A primeira era uma visita de índole burocrática a um primeiro andar. Uma vez por ano tenho de lá ir para renovar o cartão que me dá acesso a muitas economias em matéria de gasto farmacêutico. Possuidora feliz do cartãozinho, pago só um 10% do PVP (até um máximo de quatroeurosetalcoisa) dos medicamentos de dispensação não hospitalar que necessito. E isso é bom. Os meus parcos rendimentos de tradutora e eu estamos gratos ao sistema. Não percebo é por que se tenho uma doença crónica sem mais cura possível por enquanto do que a morte devo é lá ir uma vez por ano. Ninguém poupa nisto. Não poupo eu, que podia ser uma linda reformada a viver duma mísera pensão mas não sou e por tanto tenho de me deslocar, perder de trabalhar e de olhar para o ar, nem poupa o organismo autonómico encarregado da gestão na pessoa da funcionária pública que tem de preencher a mão com letra legível o documento e a seguir acossar a inspectora médica até obter a sua bela e cara rubrica estampada no dito, deixando ambas de atender assuntos de certeza mais prementes e/ou satisfatórios.

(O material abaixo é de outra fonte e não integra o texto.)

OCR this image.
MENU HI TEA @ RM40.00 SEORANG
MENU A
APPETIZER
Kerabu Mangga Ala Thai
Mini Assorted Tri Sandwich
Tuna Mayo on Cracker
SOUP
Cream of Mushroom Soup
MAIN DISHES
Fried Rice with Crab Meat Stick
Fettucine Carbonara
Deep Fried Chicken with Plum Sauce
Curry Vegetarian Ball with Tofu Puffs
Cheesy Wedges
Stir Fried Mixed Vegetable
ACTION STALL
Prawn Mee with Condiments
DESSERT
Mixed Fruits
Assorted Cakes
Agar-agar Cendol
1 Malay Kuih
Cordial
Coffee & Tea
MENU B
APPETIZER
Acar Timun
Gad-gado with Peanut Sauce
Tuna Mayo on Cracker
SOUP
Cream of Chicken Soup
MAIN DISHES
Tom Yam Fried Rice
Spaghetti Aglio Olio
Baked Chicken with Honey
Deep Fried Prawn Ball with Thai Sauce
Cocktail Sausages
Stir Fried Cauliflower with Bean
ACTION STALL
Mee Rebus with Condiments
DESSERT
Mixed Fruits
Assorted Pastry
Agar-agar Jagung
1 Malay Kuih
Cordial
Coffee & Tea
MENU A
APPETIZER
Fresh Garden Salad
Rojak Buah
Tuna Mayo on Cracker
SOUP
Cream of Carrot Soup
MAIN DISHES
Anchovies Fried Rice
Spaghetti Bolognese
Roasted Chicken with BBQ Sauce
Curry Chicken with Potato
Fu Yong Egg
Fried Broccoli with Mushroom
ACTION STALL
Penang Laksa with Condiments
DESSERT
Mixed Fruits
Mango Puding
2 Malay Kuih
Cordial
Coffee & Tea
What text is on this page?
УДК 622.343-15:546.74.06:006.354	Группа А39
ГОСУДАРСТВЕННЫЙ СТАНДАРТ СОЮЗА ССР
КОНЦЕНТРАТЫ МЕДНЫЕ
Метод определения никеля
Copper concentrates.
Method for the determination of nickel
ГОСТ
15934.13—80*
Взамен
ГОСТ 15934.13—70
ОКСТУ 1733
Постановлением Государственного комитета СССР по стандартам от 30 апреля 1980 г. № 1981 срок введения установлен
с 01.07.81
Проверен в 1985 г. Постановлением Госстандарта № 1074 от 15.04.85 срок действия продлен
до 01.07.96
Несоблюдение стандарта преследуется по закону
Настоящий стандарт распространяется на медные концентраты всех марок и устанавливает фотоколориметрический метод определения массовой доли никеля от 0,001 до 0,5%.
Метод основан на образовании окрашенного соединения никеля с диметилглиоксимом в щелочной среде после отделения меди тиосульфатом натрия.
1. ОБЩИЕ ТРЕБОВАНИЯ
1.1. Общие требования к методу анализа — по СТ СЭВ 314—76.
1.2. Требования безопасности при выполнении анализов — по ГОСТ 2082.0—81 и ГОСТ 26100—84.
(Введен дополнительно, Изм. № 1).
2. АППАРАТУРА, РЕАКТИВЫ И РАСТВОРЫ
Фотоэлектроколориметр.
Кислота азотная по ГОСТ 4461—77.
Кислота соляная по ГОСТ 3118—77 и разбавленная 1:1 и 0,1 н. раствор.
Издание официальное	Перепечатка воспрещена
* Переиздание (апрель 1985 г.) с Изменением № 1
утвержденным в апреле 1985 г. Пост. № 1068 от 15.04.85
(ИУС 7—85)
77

Perguntem-me vocês, "Será que deves lá ir para provares que continuas viva?", que eu responderei, "Mas para que precisava eu morta dum chorudo desconto em fármacos?". Ponto.
A segunda visita é num rês-do-chão. A máquina, sem me desejar bom dia nem boa tarde e prévio reconhecimento do código de barras, cospe-me uma folha que me confere uma clave de cifras e letras, o número duma consulta e uma cor. E lá vou eu a procurar pelas paredes a franja verde que identifica o meu corredor de espera, paradoxos da arquitectura sanitária para os planos da assistência ambulatória. Abro o JL 1035 pela página 13. Leio:
Os meus mortos levaram consigo, de mim, palavras, memórias, dias, lugares, desígnios, incertezas; os seus olhos guardam para sempre o meu rosto, os seus ouvidos a minha voz. Também eu morri com eles, e também eu, o que fiquei, me perdi fora de mim. Onde quer que eles estejam agora, quem quer que sejam, estou, pois, junto deles. E pertencem-me, tanto quanto provavelmente lhes pertenço.*
O ecrã anuncia o meu número. A médica recebe-me com um sorriso, dois beijos e uma voz estruturada como para falar a crianças sem cérebro. Pergunta-me se está tudo bem. Eu respondo, educadamente, com um está tudo óptimo aparelhado dum sorriso consoante ao dela, como quem se deixa fazer criança sem cérebro. Se fosse o meu médico de sempre, ele leria-me nos olhos bolas não, não está nada óptimo, está é tudo uma santíssima merda. E aconselharia-me um lexatin engolido demoradamente com um copo de bom whisky ―eu ficaria-me só pelo último. Mas o meu médico de sempre reformou-se e a substituta, que é nova e bem disposta, que tem o sorriso nos lábios e fala com a voz com que se fala às crianças sem cérebro, não lê além dos parâmetros analíticos que confirmam as minhas palavras: está tudo óptimo. E manda-me embora com cita e bateria analítica marcadas para dentro de seis meses num papel, o cartão que me certifica viva para o sistema sanitário na carteira e o eco duma conversa na cabeça:
de María para iMac Ademar: Gostei muito do "À mesa da usura", não tanto pelo que diz, que afinal é discurso repetido, mas pelo como. Tem portugueses para aí que escrevem bem, sabia, professor? Alguns dias penso que deveria virar portuguesa só para ser capaz de escrever assim. Alguns dias não, segundos só. Gosto de mim assim, nada perdida de amores pátrios.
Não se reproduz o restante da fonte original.